Mit Omit war noch ein zweiter Staubsauger im Pure Talents Contest vertreten: Das Konzept für einen nicht-elektrischen Handstaubsauger von Designer Hiroyuki Morita/Studio Rope wurde mit dem 2. Preis ausgezeichnet. Omit ist eine handliche Kunststoffröhre mit eingebauter Drehmechanik. Fünfmaliges Drehen lässt den Sauger etwa zehn Sekunden arbeiten – geräuscharm und stromsparend. Die Saugkraft ist zwar nicht mit der eines elektrischen Geräts zu vergleichen, aber für die Krümel unter dem Esstisch dürfte es reichen. Zudem wirft das Konzept die Frage auf, ob wir unseren Alltag immer weiter elektrifizieren sollten? Oder ob wir im Sinne der Nachhaltigkeit nicht hier und da auf etwas Komfort verzichten können?
Leuchten
Der dritte Preis des Pure Talents Contest ging in diesem Jahr an eines von mehreren Leuchtenprojekten in der Auswahl: an Jojo von Sofia Souidi. Von dem kleinen Spielzeug hat sich Souidi nicht nur die rundliche Form ihres Entwurfs ausgeliehen, die Leuchte wird auch mit einer Schnur aufgezogen. Dann strahlt sie warmes, helles Licht aus, das langsam schwächer wird, bis es ganz verlöscht. Ein leises, fast romantisches Objekt, das dem Nutzer ein Gefühl für das Vergehen der Zeit vermitteln soll. Und sie oder ihn ganz nebenbei auch an die Energie erinnert, die künstliches Licht nun mal verbraucht.

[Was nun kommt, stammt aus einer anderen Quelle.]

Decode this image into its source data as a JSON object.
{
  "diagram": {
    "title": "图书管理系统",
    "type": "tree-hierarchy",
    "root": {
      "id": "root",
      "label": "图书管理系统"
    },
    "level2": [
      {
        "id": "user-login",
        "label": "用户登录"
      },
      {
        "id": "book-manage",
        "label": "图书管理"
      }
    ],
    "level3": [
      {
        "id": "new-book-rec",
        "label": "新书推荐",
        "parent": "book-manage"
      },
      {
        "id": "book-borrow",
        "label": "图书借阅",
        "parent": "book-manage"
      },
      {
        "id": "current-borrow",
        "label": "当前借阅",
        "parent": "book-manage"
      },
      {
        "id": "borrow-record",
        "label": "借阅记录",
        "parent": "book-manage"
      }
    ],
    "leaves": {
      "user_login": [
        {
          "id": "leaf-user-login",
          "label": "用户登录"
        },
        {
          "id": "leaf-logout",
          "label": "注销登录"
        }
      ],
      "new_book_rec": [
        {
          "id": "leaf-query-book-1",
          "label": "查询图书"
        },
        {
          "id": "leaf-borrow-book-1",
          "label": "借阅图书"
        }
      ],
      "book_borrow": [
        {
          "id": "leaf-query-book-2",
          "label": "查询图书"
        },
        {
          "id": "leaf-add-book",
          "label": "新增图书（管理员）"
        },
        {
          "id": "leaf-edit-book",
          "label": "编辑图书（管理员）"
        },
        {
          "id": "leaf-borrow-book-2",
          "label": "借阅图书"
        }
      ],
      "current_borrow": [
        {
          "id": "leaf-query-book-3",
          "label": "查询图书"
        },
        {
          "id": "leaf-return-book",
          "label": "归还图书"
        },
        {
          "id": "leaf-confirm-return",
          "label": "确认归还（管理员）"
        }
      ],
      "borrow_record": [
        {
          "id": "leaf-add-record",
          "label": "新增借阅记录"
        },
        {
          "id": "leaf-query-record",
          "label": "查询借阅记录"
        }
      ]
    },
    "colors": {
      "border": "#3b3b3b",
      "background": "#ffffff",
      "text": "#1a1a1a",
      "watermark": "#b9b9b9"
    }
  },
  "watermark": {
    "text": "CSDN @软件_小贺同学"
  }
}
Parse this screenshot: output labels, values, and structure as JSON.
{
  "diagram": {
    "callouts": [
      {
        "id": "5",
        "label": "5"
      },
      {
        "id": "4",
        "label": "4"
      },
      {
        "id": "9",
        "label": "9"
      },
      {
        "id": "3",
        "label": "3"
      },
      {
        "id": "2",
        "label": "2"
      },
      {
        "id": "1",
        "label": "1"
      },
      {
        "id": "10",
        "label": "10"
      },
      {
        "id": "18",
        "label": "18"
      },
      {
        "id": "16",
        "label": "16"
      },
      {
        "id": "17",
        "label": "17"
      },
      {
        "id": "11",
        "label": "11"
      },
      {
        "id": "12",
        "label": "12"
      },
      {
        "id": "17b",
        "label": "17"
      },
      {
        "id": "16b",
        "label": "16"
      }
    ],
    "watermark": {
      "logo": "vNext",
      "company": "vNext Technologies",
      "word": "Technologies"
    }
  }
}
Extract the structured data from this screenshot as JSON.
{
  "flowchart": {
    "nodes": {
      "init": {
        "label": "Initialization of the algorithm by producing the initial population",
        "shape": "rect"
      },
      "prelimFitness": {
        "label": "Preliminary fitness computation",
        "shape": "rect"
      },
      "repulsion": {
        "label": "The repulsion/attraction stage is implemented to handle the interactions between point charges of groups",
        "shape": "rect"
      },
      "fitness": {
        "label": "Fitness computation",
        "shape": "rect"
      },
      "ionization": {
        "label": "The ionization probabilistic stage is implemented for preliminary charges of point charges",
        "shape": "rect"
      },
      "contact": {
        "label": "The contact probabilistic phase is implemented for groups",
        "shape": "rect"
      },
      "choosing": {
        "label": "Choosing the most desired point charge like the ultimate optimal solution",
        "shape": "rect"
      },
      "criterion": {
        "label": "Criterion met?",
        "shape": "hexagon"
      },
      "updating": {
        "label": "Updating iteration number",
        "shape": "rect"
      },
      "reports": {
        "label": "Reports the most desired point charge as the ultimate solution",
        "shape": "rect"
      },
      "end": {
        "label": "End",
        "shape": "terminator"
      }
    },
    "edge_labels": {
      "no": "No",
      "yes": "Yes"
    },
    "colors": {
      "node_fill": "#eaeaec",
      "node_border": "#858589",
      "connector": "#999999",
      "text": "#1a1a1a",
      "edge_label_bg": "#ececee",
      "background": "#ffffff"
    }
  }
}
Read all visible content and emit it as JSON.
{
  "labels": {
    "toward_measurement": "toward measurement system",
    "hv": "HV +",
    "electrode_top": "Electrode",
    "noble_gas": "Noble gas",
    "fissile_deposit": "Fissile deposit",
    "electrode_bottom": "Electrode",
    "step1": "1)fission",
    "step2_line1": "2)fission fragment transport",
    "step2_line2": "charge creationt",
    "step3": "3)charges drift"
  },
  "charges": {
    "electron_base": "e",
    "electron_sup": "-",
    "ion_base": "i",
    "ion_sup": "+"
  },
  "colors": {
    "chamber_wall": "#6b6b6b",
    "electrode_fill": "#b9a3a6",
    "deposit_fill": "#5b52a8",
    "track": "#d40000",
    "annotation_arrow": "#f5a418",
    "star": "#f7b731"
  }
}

Efterlyst wirkt ebenfalls eher leise und diskret: Der Entwurf von Moa Lundfeldt und Gustav Rossander ist als Hybrid aus stationärer und mobiler Leuchte konzipiert, was aber nicht unbedingt auf den ersten Blick auffällt. Dank eines eingebauten Akkus kann der obere Teil von der kabelgebundenen Basis abgenommen werden, etwa bei einem Stromausfall. Damit der Akku dann auch voll aufgeladen ist, sind beide Teile als Einheit gestaltet – die Mobilität soll bei dieser mobilen Leuchte lediglich ein funktionaler Sonderfall sein.
Ladestation
Wie viel mobile Endgeräte es in den Haushalten wohl im Durchschnitt gibt? Sicher mehr als eines pro Person – auf jeden Fall verbringen wir ziemlich viel Zeit pro Tag damit, unschöne Ansammlungen von Ladegeräten eingeschlossen. Im Bereich Pure Campus, am Stand der Universität der Künste Berlin, zeigte Philipp Hainke sein Masterprojekt „Powerplace“, eine Ladestation für zuhause und für halböffentliche Räume wie Büros oder Hotellobbies, die komfortabel Energie für Smartphone, Tablet und Notebook bereitstellen soll. Dabei dient sie nicht nur als reduziert gestaltete Ablage mit Steckdose, USB-Anschlüssen und kabellosem Ladepunkt. Dank integriertem Akku macht Powerplace den Strom mobil, am Sofa, auf der Terrasse, im Open Space. Der knallig-rote Griff verkörpert diese Funktion sinnfällig. Und verleiht Powerplace eine gewisse Emotionalität, die allen Nachwuchsprojekten gemein ist. Sie nutzen nicht bloß aktuelle Technologien (oder stellen sie in Frage) – sie knüpfen jedes auf seine Weise auch ein emotionales Band zu den Nutzern, damit die Energien fließen können.